El TPI se estructura en tres dimensiones críticas: emisión y rescate, transferibilidad y liquidación, y complejidad y componibilidad, es decir, la facilidad con la que un RWA puede interactuar y ser utilizado por otros protocolos financieros digitales. Las stablecoins emergen como la categoría más avanzada, alcanzando los puntajes combinados más altos en este índice, lo que refleja su utilidad y escala económica dentro de las finanzas descentralizadas. Por el contrario, sectores como el inmobiliario (‘real estate’) y el capital de inversión privada (‘private equity’) muestran una madurez operativa considerablemente baja, evidenciando las barreras inherentes a la tokenización de activos ilíquidos y complejos.
A pesar de que el mercado de activos tokenizados experimentó un crecimiento significativo, con 168 nuevos lanzamientos en 2025, un aumento del 115% respecto a 2024, este progreso es ‘más amplio, no más profundo’, según Pantera.

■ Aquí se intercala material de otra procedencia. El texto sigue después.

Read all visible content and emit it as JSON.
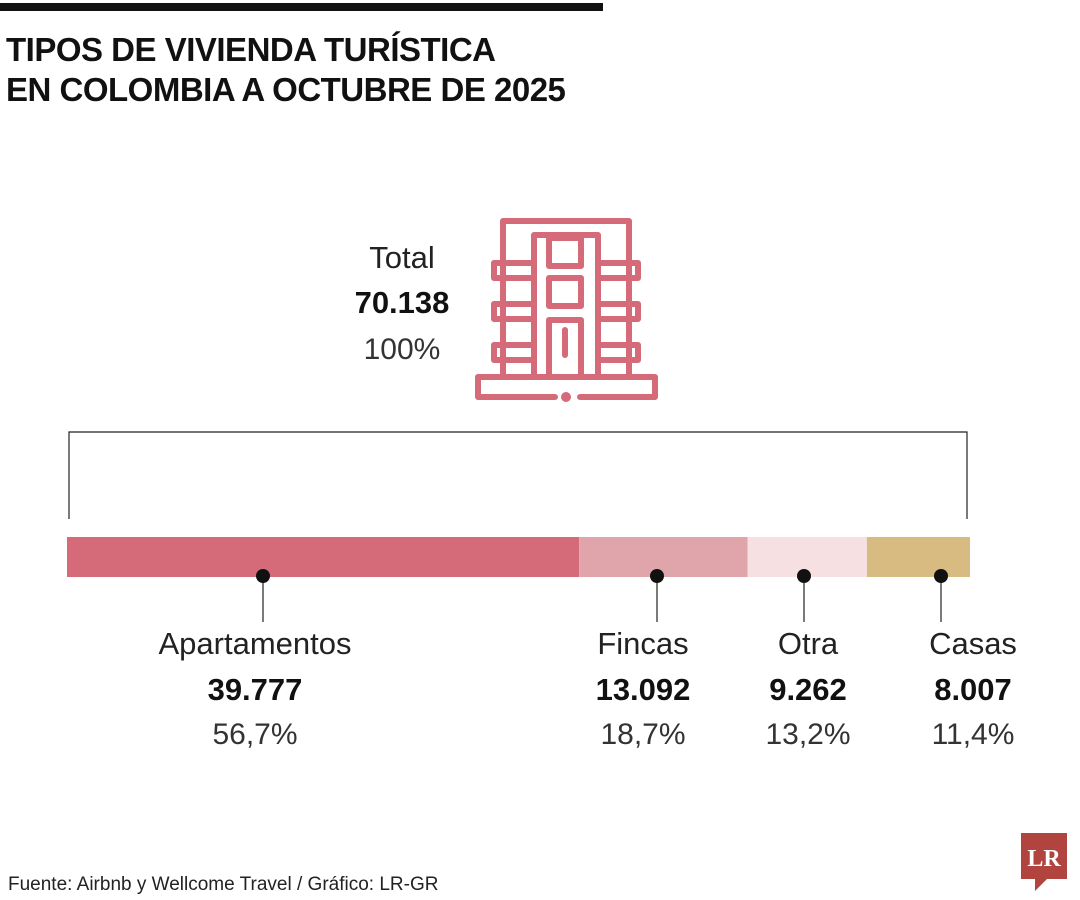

La expansión cuantitativa no se ha traducido en una mayor sofisticación tecnológica, pues la mayoría de los nuevos productos replican modelos de baja complejidad. Además, el mercado exhibe una marcada concentración: las stablecoins dominan con USD 293.000 millones, representando el 91.6% del valor total rastreado, lo que subraya una utilidad focalizada más que una diversificación profunda en clases de activos.
La distinción entre activos ‘envueltos’ y verdaderamente ‘nativos’ es fundamental para comprender el futuro de la tokenización. Los activos nativos, como USDS de MakerDAO y GHO de Aave, están diseñados para operar íntegramente sobre infraestructura descentralizada, con emisión y colateralización gestionadas por contratos inteligentes sin intervención externa. Esta aproximación contrasta con los modelos ‘envueltos’, cuya validación y procesos centrales permanecen atados a la infraestructura financiera tradicional, limitando la integración fluida en el ecosistema digital y la creación de instrumentos financieros innovadores.
Mientras grandes instituciones como BlackRock, Franklin Templeton y JPMorgan incursionan activamente en la tokenización, principalmente a través de bonos del Tesoro estadounidense, Pantera Capital advierte que gran parte de estos desarrollos institucionales aún se adhieren al modelo de activos ‘envueltos’. Aunque Franklin Templeton proyecta una expansión masiva del mercado, superando los USD 16 billones para 2030 y pronosticando una infraestructura común entre finanzas tradicionales y digitales, Pantera insiste en la necesidad de superar la fase de réplica para construir instrumentos imposibles de replicar en la finanza convencional, como aquellos con liquidación continua, gestión automática de colateral y flujos de caja programables.